Thursday, April 15, 2004

Re: AOP (again)

I was sort of confused because what they mention was exactly what attributes are all about - injection of code at runtime, without messing with source code. Keeping a clean separation. So I was wondering what the difference was. Have you figured it out?

in attributes the attribute is added within the src. this is then used by the vm. in aop, the rules for the aspect are added in seperate files. so there is just no mixing of aop code and general source. in aspectj, aop code is inserted using the aop compiler. also regular expression style methods can be used to include aop code within a group of methods. to run the code a jar has to be included in the java command. read this article from developerworks to get an example to get the difference. better still see if there is any aop implementation in .net. there are some present for c++. also aop in java was present pre-inclusion of metadata. so i am not sure how this will affect the aop implementations.

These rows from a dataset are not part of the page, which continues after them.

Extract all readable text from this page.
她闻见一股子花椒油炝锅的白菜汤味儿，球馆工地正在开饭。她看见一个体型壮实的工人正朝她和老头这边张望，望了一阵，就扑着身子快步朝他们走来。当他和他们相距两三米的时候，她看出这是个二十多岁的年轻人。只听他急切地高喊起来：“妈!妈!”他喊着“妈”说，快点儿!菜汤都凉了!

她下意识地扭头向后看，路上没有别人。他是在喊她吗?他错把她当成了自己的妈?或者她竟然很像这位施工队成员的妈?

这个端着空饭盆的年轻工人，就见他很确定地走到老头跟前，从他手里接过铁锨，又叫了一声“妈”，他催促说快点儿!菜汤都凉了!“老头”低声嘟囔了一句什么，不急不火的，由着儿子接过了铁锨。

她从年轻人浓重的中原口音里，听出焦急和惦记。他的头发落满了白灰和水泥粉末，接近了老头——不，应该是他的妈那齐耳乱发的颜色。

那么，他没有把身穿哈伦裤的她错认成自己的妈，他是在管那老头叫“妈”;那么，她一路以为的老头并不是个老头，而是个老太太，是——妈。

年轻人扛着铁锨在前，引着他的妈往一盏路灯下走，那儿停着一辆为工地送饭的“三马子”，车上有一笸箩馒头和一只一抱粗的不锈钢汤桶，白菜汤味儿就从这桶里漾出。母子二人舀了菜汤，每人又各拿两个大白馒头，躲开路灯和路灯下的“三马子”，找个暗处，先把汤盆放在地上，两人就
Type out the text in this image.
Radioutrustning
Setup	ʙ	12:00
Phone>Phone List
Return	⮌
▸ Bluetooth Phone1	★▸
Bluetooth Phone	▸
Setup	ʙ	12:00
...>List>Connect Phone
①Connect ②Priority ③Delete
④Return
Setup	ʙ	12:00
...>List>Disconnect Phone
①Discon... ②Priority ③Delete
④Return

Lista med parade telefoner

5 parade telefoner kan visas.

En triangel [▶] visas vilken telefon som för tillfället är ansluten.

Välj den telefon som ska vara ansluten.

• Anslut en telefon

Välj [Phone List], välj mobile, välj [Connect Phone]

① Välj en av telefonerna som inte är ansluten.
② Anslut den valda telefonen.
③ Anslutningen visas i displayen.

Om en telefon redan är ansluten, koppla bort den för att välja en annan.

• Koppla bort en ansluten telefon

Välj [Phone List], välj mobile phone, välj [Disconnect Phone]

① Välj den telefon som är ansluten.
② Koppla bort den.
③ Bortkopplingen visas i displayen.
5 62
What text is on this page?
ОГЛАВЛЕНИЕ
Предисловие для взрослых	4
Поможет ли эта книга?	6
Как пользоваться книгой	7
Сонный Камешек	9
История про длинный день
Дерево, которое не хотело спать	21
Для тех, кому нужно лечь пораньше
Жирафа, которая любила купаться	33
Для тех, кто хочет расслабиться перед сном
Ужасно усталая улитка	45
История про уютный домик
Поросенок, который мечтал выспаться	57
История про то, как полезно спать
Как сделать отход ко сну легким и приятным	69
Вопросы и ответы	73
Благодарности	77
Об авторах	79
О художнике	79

But the injecting of code (stuff that apparently aspectJ does), that I don't understand. How do they "hook" into the runtime

the definitions of the aspectj attributes must be defined in the runtime jar file needed to be included. i must specify, that i have not yet tried aop, just read a bit on the topic. why i mentioned aspectj attributes, is that i get the feeling that aop implementations work like attributes, in the sense of including extra metadata. but there is a very huge difference which should be clear after reading an example. actually since i have never worked with attributes either is it possible to create aop like apps using attributes? consider a normal app-wide logging example.


Being a Linux guy, I'm surprised you asked this question

i guess i've given this false impression that i want everything to be open source. i really like linux and the open apps out there are really amazing. but i am not sure if i would want all my code to be gpl. definitely would want to contribute to some great open app, but will i give my killer app (if there ever will be one) under gpl i am not sure. i am not very sure of the revenue model. i know it is a bit of a hypocrisy but seriously never considered everything as open/free. maybe allowing others to see your source is ok, but others selling your stuff and calling it their own is not so cool. but who knows. do you guys ever think of contributing to an open app? especially hrishi?

also a very interesting blog by james gosling, the creator of java. he wrote on the recent microsoft-sun settlement.